Gah! Okay, so what about the plot? It’s a mystery. Yes, that we can agree on (by “we” I mean me and the voices in my head who are helping me write this post). The main character, Kari, gets involved in a mystery that she tries to solve and on the way she, oh no – she falls in love! Does that make it a romance? It seems to be a sci-fi paranormal fantasy mystery romance. Have I written a mutant? No… it’s not a romance after all because that definitely requires a happy ending and this is only book one of a trilogy. But I need to make sure that female readers know there’s some heart-wrenching, pulse-quickening, lovey-dovey stuff in there. I know! I’ll call it a love story!

And that was where my brain imploded and I came up with the original genre of “a mystery-fantasy love story”. I was happy with it. I felt like it would appeal to my main target of female readers and wouldn’t disappoint anyone. But as I trawled through book blogs requesting reviews, a thought kept nagging at me – is “fantasy” really the right term? Doesn’t it sound like there will be elves and dragons and twinkly bits? This nagging thought eventually turned into a screaming demon that I decided to slay. “Away with fantasy!” I yelled, as I plunged a genre-specific dagger into the demon’s black heart.

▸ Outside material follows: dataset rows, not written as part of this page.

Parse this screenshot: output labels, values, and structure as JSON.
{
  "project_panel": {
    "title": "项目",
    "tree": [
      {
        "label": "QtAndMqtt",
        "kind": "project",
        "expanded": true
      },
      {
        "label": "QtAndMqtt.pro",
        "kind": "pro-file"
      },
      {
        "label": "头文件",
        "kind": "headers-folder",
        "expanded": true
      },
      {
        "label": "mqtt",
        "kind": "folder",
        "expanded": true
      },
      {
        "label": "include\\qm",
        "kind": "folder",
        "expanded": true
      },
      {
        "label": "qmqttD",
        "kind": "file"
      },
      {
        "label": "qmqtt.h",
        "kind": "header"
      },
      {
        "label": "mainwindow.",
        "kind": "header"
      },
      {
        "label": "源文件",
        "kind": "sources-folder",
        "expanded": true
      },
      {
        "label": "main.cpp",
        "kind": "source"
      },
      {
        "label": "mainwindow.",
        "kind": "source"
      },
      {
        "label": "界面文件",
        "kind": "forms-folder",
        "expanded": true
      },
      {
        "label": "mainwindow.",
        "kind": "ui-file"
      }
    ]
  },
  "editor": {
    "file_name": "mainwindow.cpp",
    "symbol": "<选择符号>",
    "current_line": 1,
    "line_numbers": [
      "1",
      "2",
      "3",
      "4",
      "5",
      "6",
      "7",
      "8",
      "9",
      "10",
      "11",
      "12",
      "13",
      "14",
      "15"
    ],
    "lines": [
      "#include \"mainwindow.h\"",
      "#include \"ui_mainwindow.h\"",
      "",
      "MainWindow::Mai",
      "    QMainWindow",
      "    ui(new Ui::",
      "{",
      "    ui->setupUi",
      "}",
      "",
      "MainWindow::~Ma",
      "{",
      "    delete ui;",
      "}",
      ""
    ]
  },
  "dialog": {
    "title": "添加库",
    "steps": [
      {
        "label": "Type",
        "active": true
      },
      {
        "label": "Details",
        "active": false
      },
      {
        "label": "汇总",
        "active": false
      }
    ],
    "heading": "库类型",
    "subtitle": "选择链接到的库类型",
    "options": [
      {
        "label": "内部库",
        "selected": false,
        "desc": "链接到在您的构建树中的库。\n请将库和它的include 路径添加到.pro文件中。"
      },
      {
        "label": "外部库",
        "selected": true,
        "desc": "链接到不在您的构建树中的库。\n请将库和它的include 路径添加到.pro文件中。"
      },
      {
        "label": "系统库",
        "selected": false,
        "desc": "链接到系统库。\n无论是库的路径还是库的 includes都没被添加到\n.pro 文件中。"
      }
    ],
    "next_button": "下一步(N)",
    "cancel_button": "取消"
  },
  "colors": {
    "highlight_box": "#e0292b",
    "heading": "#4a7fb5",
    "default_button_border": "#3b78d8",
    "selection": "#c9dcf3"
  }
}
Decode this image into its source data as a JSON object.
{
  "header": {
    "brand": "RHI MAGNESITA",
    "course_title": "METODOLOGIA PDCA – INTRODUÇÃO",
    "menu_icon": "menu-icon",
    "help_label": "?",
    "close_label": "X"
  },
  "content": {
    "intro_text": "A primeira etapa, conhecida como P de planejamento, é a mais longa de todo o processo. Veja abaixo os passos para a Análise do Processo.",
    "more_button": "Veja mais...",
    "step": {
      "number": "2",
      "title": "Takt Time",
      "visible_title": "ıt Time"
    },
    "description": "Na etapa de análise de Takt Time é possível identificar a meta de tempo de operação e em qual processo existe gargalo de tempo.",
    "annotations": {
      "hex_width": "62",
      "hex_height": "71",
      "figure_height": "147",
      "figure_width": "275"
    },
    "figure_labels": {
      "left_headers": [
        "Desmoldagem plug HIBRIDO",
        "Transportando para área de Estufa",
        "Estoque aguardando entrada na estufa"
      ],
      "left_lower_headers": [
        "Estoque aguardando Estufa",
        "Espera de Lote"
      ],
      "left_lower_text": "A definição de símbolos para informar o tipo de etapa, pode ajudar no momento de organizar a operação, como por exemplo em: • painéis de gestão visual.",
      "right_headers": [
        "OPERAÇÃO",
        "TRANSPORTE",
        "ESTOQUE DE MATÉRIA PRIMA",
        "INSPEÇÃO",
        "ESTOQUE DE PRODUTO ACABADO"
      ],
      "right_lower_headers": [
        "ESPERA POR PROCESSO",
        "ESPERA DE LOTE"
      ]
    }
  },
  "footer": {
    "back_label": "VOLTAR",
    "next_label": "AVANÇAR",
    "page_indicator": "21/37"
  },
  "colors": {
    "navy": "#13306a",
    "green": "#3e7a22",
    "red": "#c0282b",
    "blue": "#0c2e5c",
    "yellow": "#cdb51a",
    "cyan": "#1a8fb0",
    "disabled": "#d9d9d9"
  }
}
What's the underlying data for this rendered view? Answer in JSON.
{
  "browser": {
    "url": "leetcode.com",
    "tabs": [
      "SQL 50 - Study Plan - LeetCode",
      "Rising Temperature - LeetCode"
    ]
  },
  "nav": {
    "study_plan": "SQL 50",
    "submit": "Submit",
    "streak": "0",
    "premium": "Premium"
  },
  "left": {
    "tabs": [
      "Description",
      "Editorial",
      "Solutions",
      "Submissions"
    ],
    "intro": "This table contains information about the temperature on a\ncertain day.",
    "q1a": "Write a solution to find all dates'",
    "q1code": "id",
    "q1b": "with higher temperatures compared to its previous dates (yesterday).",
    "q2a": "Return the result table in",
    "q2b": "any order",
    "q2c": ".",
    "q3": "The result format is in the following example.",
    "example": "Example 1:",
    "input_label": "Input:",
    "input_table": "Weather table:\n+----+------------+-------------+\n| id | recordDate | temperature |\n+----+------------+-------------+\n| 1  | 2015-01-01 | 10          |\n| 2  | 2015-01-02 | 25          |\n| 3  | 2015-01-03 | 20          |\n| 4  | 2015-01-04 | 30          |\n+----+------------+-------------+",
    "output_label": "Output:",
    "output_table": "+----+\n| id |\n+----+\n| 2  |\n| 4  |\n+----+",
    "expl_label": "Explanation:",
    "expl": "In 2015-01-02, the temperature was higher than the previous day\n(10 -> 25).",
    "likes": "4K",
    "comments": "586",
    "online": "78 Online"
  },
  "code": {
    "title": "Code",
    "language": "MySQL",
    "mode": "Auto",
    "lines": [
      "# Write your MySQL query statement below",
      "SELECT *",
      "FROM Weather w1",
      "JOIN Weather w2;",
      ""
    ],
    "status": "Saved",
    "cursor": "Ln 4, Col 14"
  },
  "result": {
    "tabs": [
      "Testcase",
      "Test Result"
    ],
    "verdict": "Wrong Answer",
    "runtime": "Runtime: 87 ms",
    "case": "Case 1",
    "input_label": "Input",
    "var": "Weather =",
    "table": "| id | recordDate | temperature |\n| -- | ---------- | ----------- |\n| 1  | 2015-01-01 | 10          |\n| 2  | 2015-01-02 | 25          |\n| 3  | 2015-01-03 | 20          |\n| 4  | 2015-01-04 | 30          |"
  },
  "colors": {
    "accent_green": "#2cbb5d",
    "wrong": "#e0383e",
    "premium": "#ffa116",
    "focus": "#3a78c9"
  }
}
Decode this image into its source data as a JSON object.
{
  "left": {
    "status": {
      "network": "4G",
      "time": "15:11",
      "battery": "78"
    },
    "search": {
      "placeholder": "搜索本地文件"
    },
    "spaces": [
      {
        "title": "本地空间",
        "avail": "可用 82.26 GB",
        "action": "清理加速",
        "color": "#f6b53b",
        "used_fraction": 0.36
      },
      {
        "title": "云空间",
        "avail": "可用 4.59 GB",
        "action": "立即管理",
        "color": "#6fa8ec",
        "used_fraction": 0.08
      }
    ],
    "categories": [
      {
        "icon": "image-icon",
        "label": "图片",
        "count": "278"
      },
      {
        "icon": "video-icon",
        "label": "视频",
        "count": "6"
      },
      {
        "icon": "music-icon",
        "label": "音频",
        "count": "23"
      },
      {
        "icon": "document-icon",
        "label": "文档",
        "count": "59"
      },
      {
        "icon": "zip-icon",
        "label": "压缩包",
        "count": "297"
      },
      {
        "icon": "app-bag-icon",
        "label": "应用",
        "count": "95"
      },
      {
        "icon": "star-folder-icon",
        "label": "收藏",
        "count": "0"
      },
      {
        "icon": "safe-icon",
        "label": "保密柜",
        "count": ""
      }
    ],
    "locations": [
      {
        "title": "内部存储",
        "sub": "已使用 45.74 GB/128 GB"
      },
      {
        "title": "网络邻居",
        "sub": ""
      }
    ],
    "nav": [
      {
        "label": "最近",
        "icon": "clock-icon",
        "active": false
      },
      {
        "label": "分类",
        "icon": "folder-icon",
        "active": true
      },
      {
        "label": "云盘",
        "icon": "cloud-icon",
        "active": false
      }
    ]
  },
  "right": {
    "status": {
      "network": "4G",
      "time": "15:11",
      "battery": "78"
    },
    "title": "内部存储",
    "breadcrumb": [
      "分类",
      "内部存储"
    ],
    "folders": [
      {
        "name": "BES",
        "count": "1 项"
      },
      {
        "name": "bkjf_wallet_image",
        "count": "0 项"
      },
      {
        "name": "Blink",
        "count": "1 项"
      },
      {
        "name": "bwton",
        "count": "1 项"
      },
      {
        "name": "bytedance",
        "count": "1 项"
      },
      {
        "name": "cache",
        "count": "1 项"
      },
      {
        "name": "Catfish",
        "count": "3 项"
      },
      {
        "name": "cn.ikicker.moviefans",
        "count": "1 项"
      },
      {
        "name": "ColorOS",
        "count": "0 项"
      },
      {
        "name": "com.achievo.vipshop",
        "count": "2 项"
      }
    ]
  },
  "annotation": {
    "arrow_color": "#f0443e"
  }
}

Then I read my first Amazon review, which included this:

“(scenes in) the book … brought to mind of Narnia, others the Matrix, others still the X-Files. In the end this is thoroughly its own book and is full of surprises. This is a fantasy of splendid proportions…”

Fantastic. It is a mutant. Even worse, the reviewer called it a fantasy! That was when I decided to chuck in writing and become a crossing guard.

But luckily, before I could fill out the police criminal background check application form, I saw a definition of “paranormal” that got my attention. I had assumed the term referred to ghosts and poltergeists, but what someone said online (I’ve lost the link) was that if you remove the weird creatures from your book and what you’re left with is a present-day story, then you have paranormal fiction on your hands. And when I wrote this, I realized that I’d found my genre:

Silent Symmetry: a paranormal mystery love story.